Monstre iconique depuis bientôt trois quarts de siècle, Godzilla (ou Gojira en version originale, évidemment) terrifie les Japonais, mais aussi les Américains, sous la forme de dizaines de longs-métrages dont la qualité a largement fluctué. Ce qu’il importe, toutefois, c’est de comprendre pourquoi cette relation spéciale existe entre Tokyo et Washington, et pourquoi un monstre titanesque crachant du feu nucléaire est l’un des meilleurs représentants de ces liens parfois étranges entre les deux pays.
Publié aux Presse de l’Université de Montréal, Godzilla et l’Amérique, un essai écrit par Alain Vézina, se penche ainsi sur les significations profondes des films mettant en vedette le susmentionné reptile irradié.
Car s’il est relativement facile de comprendre qu’en 1954, lors de sa première apparition, Godzilla représentait bel et bien le péril nucléaire, mais aussi la menace américaine et étrangère, le tout neuf ans seulement après les bombardements atomiques de Hiroshima et de Nagasaki (et la fin de la Deuxième Guerre mondiale), au cours des années qui suivront, la place occupée par le monstre dans la société nippone, mais aussi de l’autre côté du Pacifique, évoluera un peu dans tous les sens, à mesure que le Japon et les États-Unis évolueront sur les plans diplomatique, culturel, social, économique, politique et militaire.
Armé d’un savoir historique considérable, et sans doute d’une connaissance quasi encyclopédique des films de Godzilla – plus spécifiquement ceux des années 1960 et 1970 –, Alain Vézina propose une lecture franchement différente de l’histoire et du septième art.
Qui aurait cru, en effet, que Godzilla en viendrait pratiquement à dicter la politique de non pas un, mais de deux pays? Bon, il s’agit peut-être d’une (certaine) exagération, mais force est d’admettre qu’avec les années, les oeuvres liées ont parfois cherché à influencer le fonctionnement politique du Japon. On peut notamment penser à ces messages destinés au public qui montrent les forces d’autodéfense japonaises, une création controversée dans la foulée de la nouvelle constitution japonaise, post-Deuxième Guerre mondiale, qui interdit à Tokyo de posséder une armée et d’intervenir de façon offensive dans un conflit sur la scène internationale.

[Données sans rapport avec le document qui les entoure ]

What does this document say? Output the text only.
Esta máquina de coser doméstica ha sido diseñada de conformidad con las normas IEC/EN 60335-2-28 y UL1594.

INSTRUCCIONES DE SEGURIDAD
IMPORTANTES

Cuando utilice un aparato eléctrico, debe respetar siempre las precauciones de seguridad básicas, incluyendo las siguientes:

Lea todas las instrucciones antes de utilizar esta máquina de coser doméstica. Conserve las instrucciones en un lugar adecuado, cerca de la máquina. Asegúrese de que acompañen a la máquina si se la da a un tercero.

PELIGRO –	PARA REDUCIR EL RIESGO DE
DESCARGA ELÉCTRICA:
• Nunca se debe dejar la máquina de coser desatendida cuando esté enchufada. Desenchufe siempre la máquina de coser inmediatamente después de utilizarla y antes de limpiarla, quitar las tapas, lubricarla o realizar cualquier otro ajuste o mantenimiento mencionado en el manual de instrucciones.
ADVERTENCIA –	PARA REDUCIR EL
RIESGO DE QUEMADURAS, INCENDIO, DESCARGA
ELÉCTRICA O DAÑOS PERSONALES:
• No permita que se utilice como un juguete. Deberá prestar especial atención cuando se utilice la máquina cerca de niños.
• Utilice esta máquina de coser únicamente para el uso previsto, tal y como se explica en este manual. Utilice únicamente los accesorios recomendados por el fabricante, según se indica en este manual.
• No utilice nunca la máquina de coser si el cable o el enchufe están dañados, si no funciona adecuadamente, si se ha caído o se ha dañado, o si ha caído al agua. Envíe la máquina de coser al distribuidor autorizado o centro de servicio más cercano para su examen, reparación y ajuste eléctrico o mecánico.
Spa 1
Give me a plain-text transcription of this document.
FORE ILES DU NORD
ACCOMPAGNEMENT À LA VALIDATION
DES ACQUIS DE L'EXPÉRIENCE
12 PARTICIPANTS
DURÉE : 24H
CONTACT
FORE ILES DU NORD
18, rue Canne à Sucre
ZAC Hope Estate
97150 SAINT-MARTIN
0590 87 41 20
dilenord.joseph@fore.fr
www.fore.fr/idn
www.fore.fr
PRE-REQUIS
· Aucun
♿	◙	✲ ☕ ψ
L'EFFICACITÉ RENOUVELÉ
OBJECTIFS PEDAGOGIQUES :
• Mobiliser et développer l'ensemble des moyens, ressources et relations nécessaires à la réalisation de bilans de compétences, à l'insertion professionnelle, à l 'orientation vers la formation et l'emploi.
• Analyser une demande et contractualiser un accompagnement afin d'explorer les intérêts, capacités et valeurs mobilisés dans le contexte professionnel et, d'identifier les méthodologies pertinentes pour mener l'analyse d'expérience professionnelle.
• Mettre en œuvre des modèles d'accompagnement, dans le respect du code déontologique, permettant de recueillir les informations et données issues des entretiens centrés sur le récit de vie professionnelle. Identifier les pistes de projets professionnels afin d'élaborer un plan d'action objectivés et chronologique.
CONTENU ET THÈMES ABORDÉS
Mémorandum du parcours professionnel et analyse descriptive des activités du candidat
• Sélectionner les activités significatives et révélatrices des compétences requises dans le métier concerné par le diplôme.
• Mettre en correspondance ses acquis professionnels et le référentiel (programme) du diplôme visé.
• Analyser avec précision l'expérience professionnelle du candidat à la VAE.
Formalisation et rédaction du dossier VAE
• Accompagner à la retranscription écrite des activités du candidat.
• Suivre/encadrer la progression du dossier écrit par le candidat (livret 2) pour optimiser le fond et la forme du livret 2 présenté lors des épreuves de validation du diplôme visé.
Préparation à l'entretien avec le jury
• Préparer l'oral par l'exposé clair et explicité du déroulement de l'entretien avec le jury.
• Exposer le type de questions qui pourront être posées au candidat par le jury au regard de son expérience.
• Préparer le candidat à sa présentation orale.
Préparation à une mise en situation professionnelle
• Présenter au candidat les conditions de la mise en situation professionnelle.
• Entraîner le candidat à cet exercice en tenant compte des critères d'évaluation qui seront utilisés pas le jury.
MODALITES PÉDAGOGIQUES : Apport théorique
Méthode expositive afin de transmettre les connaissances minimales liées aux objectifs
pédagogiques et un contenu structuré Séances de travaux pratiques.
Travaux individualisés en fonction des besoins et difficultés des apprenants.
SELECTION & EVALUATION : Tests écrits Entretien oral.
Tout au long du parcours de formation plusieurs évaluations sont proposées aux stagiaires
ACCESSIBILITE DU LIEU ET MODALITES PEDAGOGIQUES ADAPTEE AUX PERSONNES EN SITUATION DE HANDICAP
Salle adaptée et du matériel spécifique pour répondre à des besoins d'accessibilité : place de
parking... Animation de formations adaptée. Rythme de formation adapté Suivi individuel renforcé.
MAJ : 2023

Et pourtant, controverse ou non, plusieurs films liés de près ou de loin à Godzilla ont mis de l’avant cette armée qui n’en a pas le nom, en présentant des soldats professionnels, efficaces et travaillant de concert pour protéger la nation japonaise. Ne dit-on pas, après tout, que la culture d’un pays fait partie de son soft power?
Bien écrit, franchement intéressant et diablement efficace, Godzilla et l’Amérique – Le choc des titans est un incontournable pour les amateurs de politique et de relations internationales, certes, mais aussi pour ceux qui se passionnent pour le septième art. Il s’agit aussi d’une excellente occasion de se rappeler que la culture n’est que très rarement produite dans un vide étanche, et que pour se représenter à l’étranger, rien ne vaut un bon film, surtout quand celui-ci met en vedette l’indétrônable roi des monstres.